A apuração do SportNavo mostra que este não é um caso isolado em Roland Garros. Ao longo dos últimos anos, múltiplos tenistas relataram exaustão extrema em partidas disputadas no período da tarde — justamente quando a temperatura atinge o pico e a exposição solar é mais intensa nas quadras externas, onde não há teto retrátil como na Philippe-Chatrier e na Suzanne-Lenglen. Mensik jogou em uma quadra sem cobertura. Com 30°C e sol direto, a temperatura percebida na superfície do saibro pode superar 45°C.
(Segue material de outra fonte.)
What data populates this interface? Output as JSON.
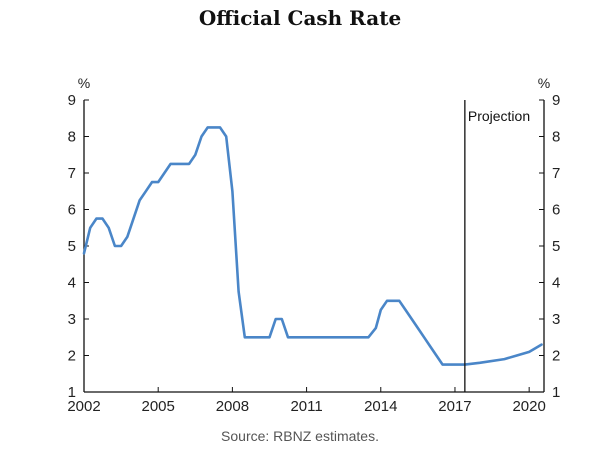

O protocolo de troca de lados — um minuto, com restrições ao que os apanhadores de bola podem fazer — foi desenhado para partidas de condições normais. Quando a temperatura sobe 10°C acima da média histórica de maio em Paris, esse protocolo se torna inadequado. Não existe versão de emergência acionada automaticamente. Existe apenas a esperança de que o árbitro perceba o problema a tempo.
O que Roland Garros pode mudar antes que seja tarde demais
Há soluções concretas que outros Grand Slams e torneios de nível ATP já testaram com sucesso. A primeira — e mais imediata — seria a adoção formal de um sistema de medição de Wet Bulb Globe Temperature com limiares objetivos para acionamento de pausas estendidas, eliminando a subjetividade do árbitro. A segunda seria a criação de uma pausa de resfriamento de dez minutos — o chamado heat break — ao final do terceiro set em partidas masculinas disputadas acima de determinado índice térmico, modelo que o Australian Open já aplica desde 2019.
A terceira solução — mais estrutural e politicamente delicada — seria a revisão dos horários de quadras externas em dias de calor extremo. Programar partidas de cinco sets para o período da manhã, antes das 11h, ou para o fim da tarde, após as 17h, reduziria drasticamente a exposição solar direta. O argumento contra essa medida costuma ser logístico: Roland Garros tem 18 quadras e um calendário apertado. O argumento a favor é mais simples: um tenista em cadeira de rodas após 4h41 de jogo é a imagem que nenhum Grand Slam deveria querer associada à sua marca.
A quarta mudança possível seria permitir que apanhadores de bola entreguem toalhas e bebidas durante a troca de lados — algo que parece trivial mas que, multiplicado pelos 90 segundos de descanso efetivo disponíveis, representa a diferença entre reidratação funcional e reidratação simbólica. Mensik foi explícito sobre isso. A organização de Roland Garros ainda não respondeu.
O tcheco terá até sexta-feira para se recuperar e enfrentar o australiano Alex De Minaur — adversário que avançou após a desistência por lesão do belga Alexander Bockx. Um jogador que precisou de cadeira de rodas na quarta-feira terá menos de 48 horas para estar em condições de disputar uma oitava de final. O corpo de Mensik já disse o que pensa sobre isso. Agora Roland Garros precisa responder.

O saibro parisiense é lindo. Mas não pode ser uma armadilha.